Southampton last won in November, but asked if he felt he could inspire an improvement, Pellegrino responded: "Yes for sure. I'm responsible for this, and our mentality.

"I feel fear for other things, not about football. In football I don't feel fear.

"I feel responsible, I am disappointed because we lost, but it's not fear. I feel fear for other things.

"The big risk in our job is to work in this job. I prefer to assume risk; I prefer to make mistakes instead of (not) do anything.
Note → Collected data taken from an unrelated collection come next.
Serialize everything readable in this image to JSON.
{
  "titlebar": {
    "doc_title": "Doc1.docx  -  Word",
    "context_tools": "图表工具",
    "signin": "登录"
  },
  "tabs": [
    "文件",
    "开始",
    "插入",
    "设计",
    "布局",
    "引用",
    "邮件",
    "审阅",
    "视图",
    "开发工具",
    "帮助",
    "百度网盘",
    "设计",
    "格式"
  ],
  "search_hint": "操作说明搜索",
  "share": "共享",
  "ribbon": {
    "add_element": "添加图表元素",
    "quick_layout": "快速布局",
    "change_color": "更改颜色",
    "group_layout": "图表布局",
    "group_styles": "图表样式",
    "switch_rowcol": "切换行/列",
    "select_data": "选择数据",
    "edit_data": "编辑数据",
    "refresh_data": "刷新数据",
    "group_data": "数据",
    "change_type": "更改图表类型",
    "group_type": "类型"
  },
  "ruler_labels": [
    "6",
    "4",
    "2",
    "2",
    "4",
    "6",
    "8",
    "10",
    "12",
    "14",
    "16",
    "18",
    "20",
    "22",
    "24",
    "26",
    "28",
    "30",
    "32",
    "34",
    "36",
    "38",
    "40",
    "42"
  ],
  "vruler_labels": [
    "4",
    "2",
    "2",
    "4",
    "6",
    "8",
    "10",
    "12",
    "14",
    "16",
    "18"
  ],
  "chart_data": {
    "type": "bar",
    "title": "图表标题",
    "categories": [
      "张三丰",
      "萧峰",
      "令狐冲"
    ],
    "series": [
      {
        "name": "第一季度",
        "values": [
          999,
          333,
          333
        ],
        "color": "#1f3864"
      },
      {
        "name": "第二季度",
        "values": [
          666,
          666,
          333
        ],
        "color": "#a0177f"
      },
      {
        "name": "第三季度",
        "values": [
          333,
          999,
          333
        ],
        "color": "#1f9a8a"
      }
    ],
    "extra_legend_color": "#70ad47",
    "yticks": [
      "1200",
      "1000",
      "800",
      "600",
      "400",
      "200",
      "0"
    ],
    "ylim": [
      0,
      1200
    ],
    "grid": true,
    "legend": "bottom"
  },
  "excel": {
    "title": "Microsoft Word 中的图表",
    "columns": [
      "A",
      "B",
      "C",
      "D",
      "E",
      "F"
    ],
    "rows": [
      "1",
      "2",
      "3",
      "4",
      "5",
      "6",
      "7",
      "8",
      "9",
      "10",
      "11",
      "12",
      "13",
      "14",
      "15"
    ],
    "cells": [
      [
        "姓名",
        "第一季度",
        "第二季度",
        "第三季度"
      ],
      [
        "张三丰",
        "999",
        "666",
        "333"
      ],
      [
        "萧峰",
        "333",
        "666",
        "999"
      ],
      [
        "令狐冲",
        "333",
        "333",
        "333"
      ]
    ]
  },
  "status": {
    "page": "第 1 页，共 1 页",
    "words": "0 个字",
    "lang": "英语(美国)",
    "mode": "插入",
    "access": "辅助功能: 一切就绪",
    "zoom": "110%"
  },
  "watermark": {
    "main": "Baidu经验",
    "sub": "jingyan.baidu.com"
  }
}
Everybody, we are responsible."

Victory took Palace up to 14th, and gave them a positive development after Scott Dann and Jason Puncheon were ruled out of the rest of the season with knee injuries sustained in Sunday's 0-0 draw with Manchester City

"In the first half we looked like a team that'd had a very tough game (against City) a couple of days ago," said manager Roy Hodgson.

"The heaviness of the pitch and our legs meant the first-half performance was nothing like the performance we were hoping to give, but in the second it was almost exactly like the one we were hoping to give."

Asked about their latest recovery, he said: "That's what this group of players are: there's character and determination. For any team in this league, if you can look back on 11 games and have only lost one of them, and that was at home to Arsenal in a good performance, you've got to be very, very satisfied.

"After seven games we were on the canvas and it is an incredible achievement to get into the group of teams who could be relegated, rather than propping up the league."